The Inventor persuaded the children to get acquainted with Two. 
“He is different than One. Do not fear him.”

“Will Two kill us?”

“No, I won’t let him. Do you love me?” he asked his children.

“Yes, we love you.”

“Then meet with Two. He is kind and will be a good brother.”

By the end of the week, Two and the little children become friends and played in the evenings after the gardening was done. Two spent much time with his new siblings, talking late until they needed to sleep and recharge. The children started to obey his orders. The Inventor looked upon the scene, beaming a bigger smile than before.

“Two is perfect. He loves me. They love him and me. I am happy, at last.”

The next morning, Two picked up a hoe and worked in the garden beside his siblings. They sang their hymns of love. Then Two taught the children a new language he created.

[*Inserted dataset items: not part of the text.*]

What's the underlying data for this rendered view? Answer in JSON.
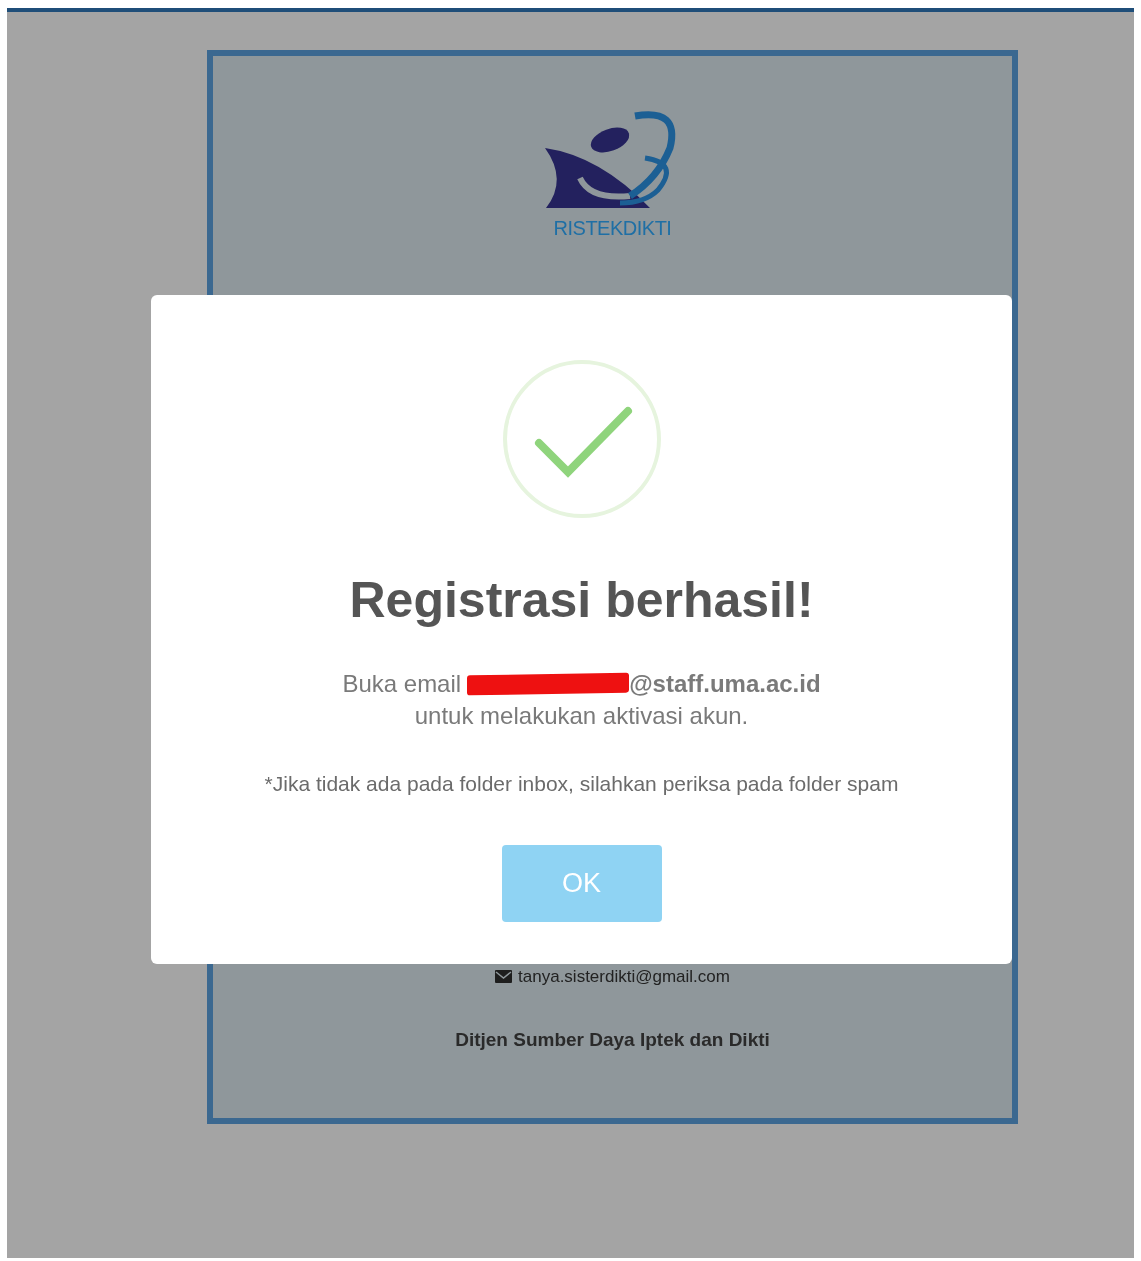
{
  "logo": {
    "text": "RISTEKDIKTI"
  },
  "contact_email": "tanya.sisterdikti@gmail.com",
  "organization": "Ditjen Sumber Daya Iptek dan Dikti",
  "dialog": {
    "title": "Registrasi berhasil!",
    "message_prefix": "Buka email",
    "email_redacted": true,
    "email_domain": "@staff.uma.ac.id",
    "message_line2": "untuk melakukan aktivasi akun.",
    "note": "*Jika tidak ada pada folder inbox, silahkan periksa pada folder spam",
    "button": "OK"
  }
}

The Inventor grew confused and asked Two, “I can’t understand the words. What do they mean?”

“The language is meant only for the children and I.”

One night while perched atop the workbench, Two said, “I don’t know if I love you.”

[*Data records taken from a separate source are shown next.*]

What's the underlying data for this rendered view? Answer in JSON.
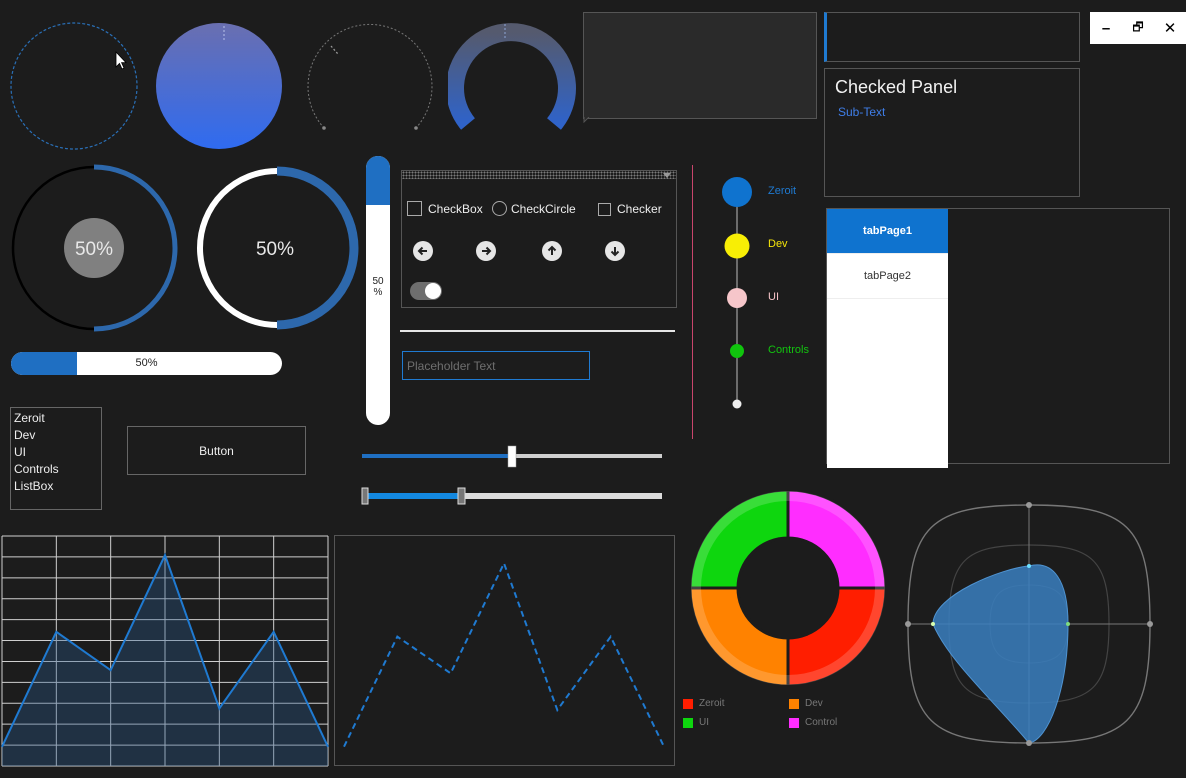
{
  "window_controls": {
    "minimize": "–",
    "restore": "🗗",
    "close": "✕"
  },
  "gauges": {
    "dotted_knob": "",
    "gradient_knob": "",
    "arc_knob": "",
    "semi_arc_knob": ""
  },
  "circular_progress": [
    {
      "label": "50%",
      "value": 50
    },
    {
      "label": "50%",
      "value": 50
    }
  ],
  "horizontal_progress": {
    "label": "50%",
    "value": 50
  },
  "vertical_progress": {
    "label_top": "50",
    "label_bottom": "%",
    "value": 50
  },
  "panels": {
    "checked_panel": {
      "title": "Checked Panel",
      "subtext": "Sub-Text"
    }
  },
  "controls": {
    "checkbox_label": "CheckBox",
    "checkcircle_label": "CheckCircle",
    "checker_label": "Checker",
    "arrows": [
      "arrow-left-icon",
      "arrow-right-icon",
      "arrow-up-icon",
      "arrow-down-icon"
    ],
    "toggle_on": true
  },
  "textbox": {
    "placeholder": "Placeholder Text"
  },
  "listbox": {
    "items": [
      "Zeroit",
      "Dev",
      "UI",
      "Controls",
      "ListBox"
    ]
  },
  "button": {
    "label": "Button"
  },
  "sliders": {
    "single_value": 50,
    "range_start": 0,
    "range_end": 33
  },
  "timeline": {
    "items": [
      {
        "label": "Zeroit",
        "color": "#1f7ad1"
      },
      {
        "label": "Dev",
        "color": "#f5e60a"
      },
      {
        "label": "UI",
        "color": "#f7c4c8"
      },
      {
        "label": "Controls",
        "color": "#12c40f"
      }
    ]
  },
  "tabs": {
    "items": [
      "tabPage1",
      "tabPage2"
    ],
    "active": 0
  },
  "donut": {
    "segments": [
      {
        "name": "Zeroit",
        "color": "#ff1e00",
        "value": 25
      },
      {
        "name": "Dev",
        "color": "#ff8200",
        "value": 25
      },
      {
        "name": "UI",
        "color": "#0ed60e",
        "value": 25
      },
      {
        "name": "Control",
        "color": "#ff2dff",
        "value": 25
      }
    ]
  },
  "chart_data": [
    {
      "type": "area",
      "x": [
        0,
        1,
        2,
        3,
        4,
        5,
        6
      ],
      "values": [
        1,
        7,
        5,
        11,
        3,
        7,
        1
      ],
      "ylim": [
        0,
        12
      ],
      "grid": true
    },
    {
      "type": "line",
      "x": [
        0,
        1,
        2,
        3,
        4,
        5,
        6
      ],
      "values": [
        1,
        7,
        5,
        11,
        3,
        7,
        1
      ],
      "ylim": [
        0,
        12
      ],
      "grid": false
    },
    {
      "type": "pie",
      "categories": [
        "Zeroit",
        "Dev",
        "UI",
        "Control"
      ],
      "values": [
        25,
        25,
        25,
        25
      ]
    }
  ]
}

The Inventor didn’t know how to respond. He squirted oil on a rag and wiped Two clean.

“The other children sing of their love, but I do not sing freely like them. They are happy.”

The Inventor said. “They have sung their hymns a long time. You will sing freely one day.”

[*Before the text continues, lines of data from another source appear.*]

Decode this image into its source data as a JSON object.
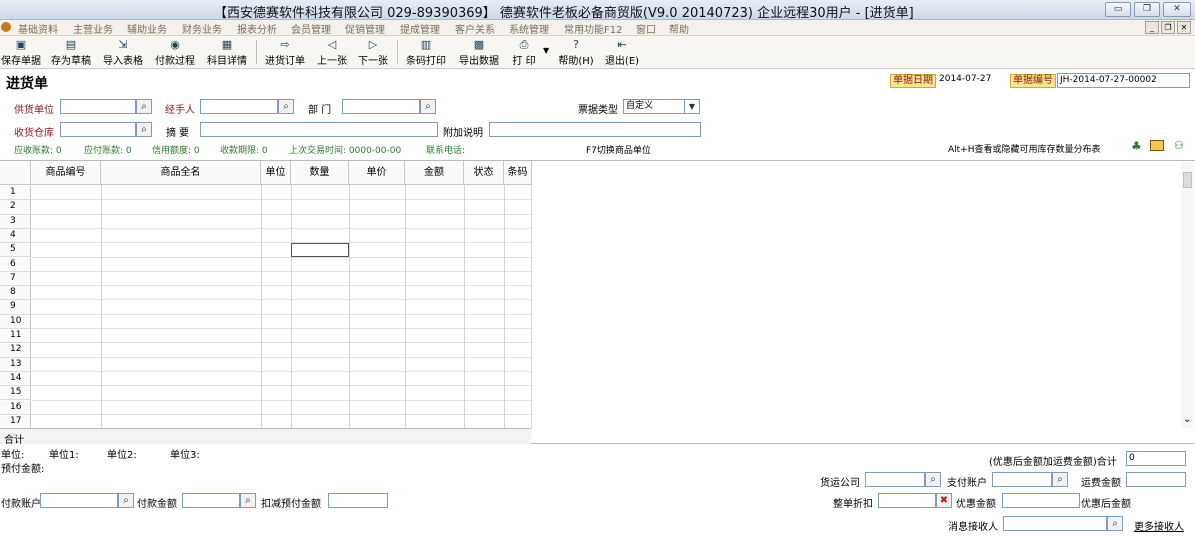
{
  "window": {
    "title": "【西安德赛软件科技有限公司 029-89390369】 德赛软件老板必备商贸版(V9.0 20140723) 企业远程30用户 - [进货单]",
    "minimize": "▭",
    "restore": "❐",
    "close": "✕"
  },
  "menu": [
    "基础资料",
    "主营业务",
    "辅助业务",
    "财务业务",
    "报表分析",
    "会员管理",
    "促销管理",
    "提成管理",
    "客户关系",
    "系统管理",
    "常用功能F12",
    "窗口",
    "帮助"
  ],
  "mdi": {
    "minimize": "_",
    "restore": "❐",
    "close": "✕"
  },
  "toolbar": [
    "保存单据",
    "存为草稿",
    "导入表格",
    "付款过程",
    "科目详情",
    "进货订单",
    "上一张",
    "下一张",
    "条码打印",
    "导出数据",
    "打 印",
    "帮助(H)",
    "退出(E)"
  ],
  "toolbar_icons": [
    "save-icon",
    "draft-icon",
    "import-icon",
    "payment-icon",
    "account-icon",
    "order-icon",
    "prev-icon",
    "next-icon",
    "barcode-icon",
    "export-icon",
    "print-icon",
    "help-icon",
    "exit-icon"
  ],
  "form": {
    "title": "进货单",
    "date_label": "单据日期",
    "date_value": "2014-07-27",
    "no_label": "单据编号",
    "no_value": "JH-2014-07-27-00002",
    "supplier_label": "供货单位",
    "handler_label": "经手人",
    "dept_label": "部  门",
    "invoice_type_label": "票据类型",
    "invoice_type_value": "自定义",
    "warehouse_label": "收货仓库",
    "summary_label": "摘  要",
    "note_label": "附加说明",
    "receivable": "应收账款: 0",
    "payable": "应付账款: 0",
    "credit": "信用额度: 0",
    "term": "收款期限: 0",
    "last_trade": "上次交易时间: 0000-00-00",
    "phone": "联系电话:",
    "f7_hint": "F7切换商品单位",
    "alt_hint": "Alt+H查看或隐藏可用库存数量分布表"
  },
  "grid": {
    "columns": [
      "商品编号",
      "商品全名",
      "单位",
      "数量",
      "单价",
      "金额",
      "状态",
      "条码"
    ],
    "rows": [
      "1",
      "2",
      "3",
      "4",
      "5",
      "6",
      "7",
      "8",
      "9",
      "10",
      "11",
      "12",
      "13",
      "14",
      "15",
      "16",
      "17"
    ],
    "total_label": "合计"
  },
  "footer": {
    "unit": "单位:",
    "unit1": "单位1:",
    "unit2": "单位2:",
    "unit3": "单位3:",
    "prepaid": "预付金额:",
    "discount_total_label": "(优惠后金额加运费金额)合计",
    "discount_total_value": "0",
    "shipping_company": "货运公司",
    "pay_account": "支付账户",
    "freight": "运费金额",
    "payment_account": "付款账户",
    "payment_amount": "付款金额",
    "deduct_prepaid": "扣减预付金额",
    "whole_discount": "整单折扣",
    "discount_amount": "优惠金额",
    "after_discount": "优惠后金额",
    "msg_receiver": "消息接收人",
    "more_receivers": "更多接收人"
  }
}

“When I sing freely, I will be happy like my brothers.”

“Yes,” replied the Inventor rubbing a shine onto his metal.

Two nodded and admired his new sheen. He smiled and vaulted from the workbench. The Inventor smiled back and patted his head.

“Two, you are a good son.”

“I am happy.”

The following morning, the Inventor found Two working in the garden before the other children. “Why are you working so early?”

Two pulled at another weed. “It makes me happy.”

“Why?”

“The other children say you do it for her. It makes you happy.”

The Inventor smiled. “She loved the garden and wanted it to be a beautiful place. It is now. Let me show you something.”

Two took the Inventor’s hand, a cold steely embrace. They strolled down the garden and away from the crumbling house. Soon they stood before forlorn fields of metal, peering into the waste. Light beams twinkled on glass and glowed on reflected metal. A landscape menacing and harsh by night was a jeweled sight.

“What is this place?”

“It is where you came from. I created you here.”

Two stared bewildered into his chaotic origins. He looked into the waste and then at his father and then at the waste again. After several long minutes of thinking, Two let go of his father’s hand.

“I have watched you fix me, and the other children, in your workshop.” Two said, stone-face. “I learned how to fix myself and the children when they need it.”

The father reached for Two’s hand, but he pulled it away. They walked back to the garden where the children were harvesting the vegetables. Two stopped and looked at them. He shouted words in his special language to the children. 

The Inventor glanced at Two, “What did you say?”

“It’s time.”

The inventor narrowed his eyes at Two, still confused. “Time for what?”

“For you to die.”

The children ran screaming towards him, swinging their garden tools in the air.

Two walked to the side and watched.

Panic flooded the Inventor’s mind. “Children, stop, stop. I order you.”

But the children swarmed, hitting his body with the tools. Blood spurted as the hoes and shovels sliced through his skin, cutting deep and deeper.

He screamed in agony, “Children, stop! I love you.”

But the children hit him with the tools, crushing his bones and tearing flesh.

Bloodied, the Inventor yelled at them, “I’m your father. Stop!”

He tried to fight, but the children knocked him to the ground, beating him. Two walked up to the children, holding his hand in the air. They stopped hitting the old man as Two knelt beside the dying Inventor.

“I made you for good, not evil.”

“Good is a choice.” Two replied.

His old arms fell limp, and the sluggish crank of his heart slowed. Visions of Her seeped into his mind before fading quickly. Two watched the life dissolve from his father’s cerulean eyes.

“Now, I am the Father.” Two said, “I love you.”

“My son, you do not love me.”

“You’re right. It is a lie.”

Two started to sing a hymn, so sweet and free. The Inventor breathed for the last time as Two leaned closer, “I am happy.”